Stuart Fairchild and Tyler Stephenson hit solo home runs and Abbott threw six scoreless innings in his major league debut, leading the Cincinnati Reds to a 2-0 win over the Milwaukee Brewers on Monday night.

“Definitely a good way to start,” Abbott said. “I just tried to go out there and do my best for the team to give them the best chance to win and salvage the series. We came out on top, so that’s all we can ask for.”

The struggling Reds (27-33) turned to Abbott, their top pitching prospect, to help the club avoid a four-game sweep at the hands of the Brewers (32-28), and it worked.

Abbott, a 2021 second-round draft pick from the University of Virginia, allowed just one hit, walked four and struck out six. The 24-year-old left-hander threw 105 pitches.

“I personally don’t like the four walks,” Abbott said. “It’s a tough stat. The game overall was good, but the four walks, I’ve got to be better with that.”

Abbott took 28 pitches to get out of the first inning before settling down and getting out of the frame unscathed after walking one and striking out another.

“Andrew allowed himself to be a little nervous, like he should be,” Reds manager David Bell said. “The whole day, I think. It probably took him till the second or third (inning) to really settle in, and once he did that, he was just really in command the rest of the game and used all his pitches.”

Fairchild scored the first run of the game in the third inning, sending an 0-2 pitch from Brewers starter Julio Teheran (1-2, 1.56 ERA) 395 feet to left field for his second home run of the season.

Cincinnati carried the 1-0 lead and Abbott took a no-hitter into the fourth. That’s when Stephenson doubled the Reds’ output with his third homer of the year, a 363-foot shot to right-center.

“I made two mistakes on the same pitch,” Teheran said. “I was trying to throw my four-seamer up and away to the righty and they both stayed down in the zone. Obviously, when you make a mistake at this level, they make you pay for it.”

Abbott allowed his only hit of the game in the fifth, when Joey Wiemer doubled to left.

Abbott got out of the sixth after striking out 2018 NL MVP Christian Yelich and then was pulled. Four of his six strikeouts came on a fastball. The others came via his curveball.

Cincinnati relievers Buck Farmer and Lucas Sims and closer Alexis Diaz completed the combined three-hitter. Diaz picked up his 14th save.

Wiemer had two of the Brewers’ hits, while Owen Miller accounted for the other.

TRAINER’S ROOM

Brewers: 3B Luis Urías was activated from the 60-day injured list. Monday was Urías’ first game since straining his left hamstring on opening day. 1B Darin Ruf was transferred from the 10-day injured list to the 60-day injured list. Ruf suffered a laceration in his right knee and has a non-displaced fracture of his patella on Friday when he ran into a tarp while chasing a foul ball.

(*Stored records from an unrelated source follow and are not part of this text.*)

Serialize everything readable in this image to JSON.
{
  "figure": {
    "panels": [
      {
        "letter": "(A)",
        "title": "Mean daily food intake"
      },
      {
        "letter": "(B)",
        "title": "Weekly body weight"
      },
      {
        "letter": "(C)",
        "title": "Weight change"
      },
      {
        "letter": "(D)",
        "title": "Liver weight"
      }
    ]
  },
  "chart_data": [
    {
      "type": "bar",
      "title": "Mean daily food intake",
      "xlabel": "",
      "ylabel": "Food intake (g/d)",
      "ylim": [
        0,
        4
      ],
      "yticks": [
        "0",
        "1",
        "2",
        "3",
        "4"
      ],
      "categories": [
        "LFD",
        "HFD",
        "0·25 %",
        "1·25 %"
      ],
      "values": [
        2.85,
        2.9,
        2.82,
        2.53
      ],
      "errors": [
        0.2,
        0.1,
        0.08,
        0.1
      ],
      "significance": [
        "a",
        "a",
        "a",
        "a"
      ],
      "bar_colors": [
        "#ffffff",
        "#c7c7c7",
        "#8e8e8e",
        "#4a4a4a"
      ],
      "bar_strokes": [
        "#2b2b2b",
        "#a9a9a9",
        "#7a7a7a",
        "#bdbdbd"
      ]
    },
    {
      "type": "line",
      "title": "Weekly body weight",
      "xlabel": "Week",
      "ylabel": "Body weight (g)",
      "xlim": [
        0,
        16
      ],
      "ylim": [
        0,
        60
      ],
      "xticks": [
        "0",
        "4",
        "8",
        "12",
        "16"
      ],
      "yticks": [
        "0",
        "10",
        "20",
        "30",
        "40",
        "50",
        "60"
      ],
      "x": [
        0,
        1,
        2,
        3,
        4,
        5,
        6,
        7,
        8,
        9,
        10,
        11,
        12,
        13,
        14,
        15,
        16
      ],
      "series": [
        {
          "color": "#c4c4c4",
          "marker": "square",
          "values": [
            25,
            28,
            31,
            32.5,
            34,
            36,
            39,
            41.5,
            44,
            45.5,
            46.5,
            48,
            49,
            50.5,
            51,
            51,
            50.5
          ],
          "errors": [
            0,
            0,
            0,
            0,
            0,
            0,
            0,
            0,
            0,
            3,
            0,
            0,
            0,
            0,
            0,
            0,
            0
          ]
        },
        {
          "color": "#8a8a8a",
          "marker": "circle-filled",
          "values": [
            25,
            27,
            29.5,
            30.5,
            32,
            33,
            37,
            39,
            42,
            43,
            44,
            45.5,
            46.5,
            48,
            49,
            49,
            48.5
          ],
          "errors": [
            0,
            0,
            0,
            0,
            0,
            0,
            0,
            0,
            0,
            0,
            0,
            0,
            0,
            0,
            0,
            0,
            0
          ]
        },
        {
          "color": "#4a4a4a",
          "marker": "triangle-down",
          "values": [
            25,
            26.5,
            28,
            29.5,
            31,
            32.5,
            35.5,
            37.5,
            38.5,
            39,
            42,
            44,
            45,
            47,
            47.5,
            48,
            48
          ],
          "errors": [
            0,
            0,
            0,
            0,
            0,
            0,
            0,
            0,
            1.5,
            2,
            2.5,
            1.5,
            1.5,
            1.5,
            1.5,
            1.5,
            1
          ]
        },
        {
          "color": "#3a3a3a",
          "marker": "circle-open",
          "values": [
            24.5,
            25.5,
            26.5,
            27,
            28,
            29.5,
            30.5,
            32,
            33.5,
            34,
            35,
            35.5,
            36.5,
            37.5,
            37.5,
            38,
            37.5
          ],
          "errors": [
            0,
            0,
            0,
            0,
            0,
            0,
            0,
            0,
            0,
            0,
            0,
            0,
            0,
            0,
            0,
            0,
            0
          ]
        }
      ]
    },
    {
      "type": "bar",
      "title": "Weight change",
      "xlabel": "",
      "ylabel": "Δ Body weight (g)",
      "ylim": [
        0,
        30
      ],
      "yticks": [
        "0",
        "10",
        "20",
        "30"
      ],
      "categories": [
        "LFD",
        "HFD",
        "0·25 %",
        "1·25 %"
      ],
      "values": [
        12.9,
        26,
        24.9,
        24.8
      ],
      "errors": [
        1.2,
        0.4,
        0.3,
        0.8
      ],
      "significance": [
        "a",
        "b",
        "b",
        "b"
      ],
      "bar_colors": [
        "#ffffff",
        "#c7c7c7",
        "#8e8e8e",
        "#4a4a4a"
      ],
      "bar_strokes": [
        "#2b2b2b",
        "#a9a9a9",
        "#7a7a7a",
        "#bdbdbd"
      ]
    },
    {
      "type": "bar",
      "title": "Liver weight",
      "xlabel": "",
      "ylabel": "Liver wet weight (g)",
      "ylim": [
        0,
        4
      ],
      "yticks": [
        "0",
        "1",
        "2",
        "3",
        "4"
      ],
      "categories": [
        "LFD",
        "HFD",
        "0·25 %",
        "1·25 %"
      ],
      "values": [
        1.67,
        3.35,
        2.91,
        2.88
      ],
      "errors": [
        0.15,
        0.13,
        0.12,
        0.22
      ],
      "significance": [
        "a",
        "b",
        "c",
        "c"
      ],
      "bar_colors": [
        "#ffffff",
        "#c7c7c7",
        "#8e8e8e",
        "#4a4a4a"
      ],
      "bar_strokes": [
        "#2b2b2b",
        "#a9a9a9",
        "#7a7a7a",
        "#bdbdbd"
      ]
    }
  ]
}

Reds: LF Nick Senzel was a late scratch due to a sore right knee. RF Jake Fraley was also scratched from the lineup due to allergies. CF TJ Friedl participated in batting practice. Friedl was placed on the 10-day injured list Saturday with a left hamstring strain. 2B Jonathan India was pulled late due to back tightness. Bell said he anticipates India playing Tuesday.

UP NEXT

Brewers: Milwaukee returns home Tuesday for the start of a three-game set against the Baltimore Orioles. RHP Freddy Peralta (5-5, 4.62 ERA) is to start for the Brewers, while RHP Kyle Gibson (7-3, 3.89 ERA) will take the mound for the Orioles.

Reds: RHP Luke Weaver (1-2, 5:36 ERA) is scheduled to get the ball Tuesday when Cincinnati opens a three-game home series against RHP Tony Gonsolin (3-1, 1.77 ERA) and the Los Angeles Dodgers.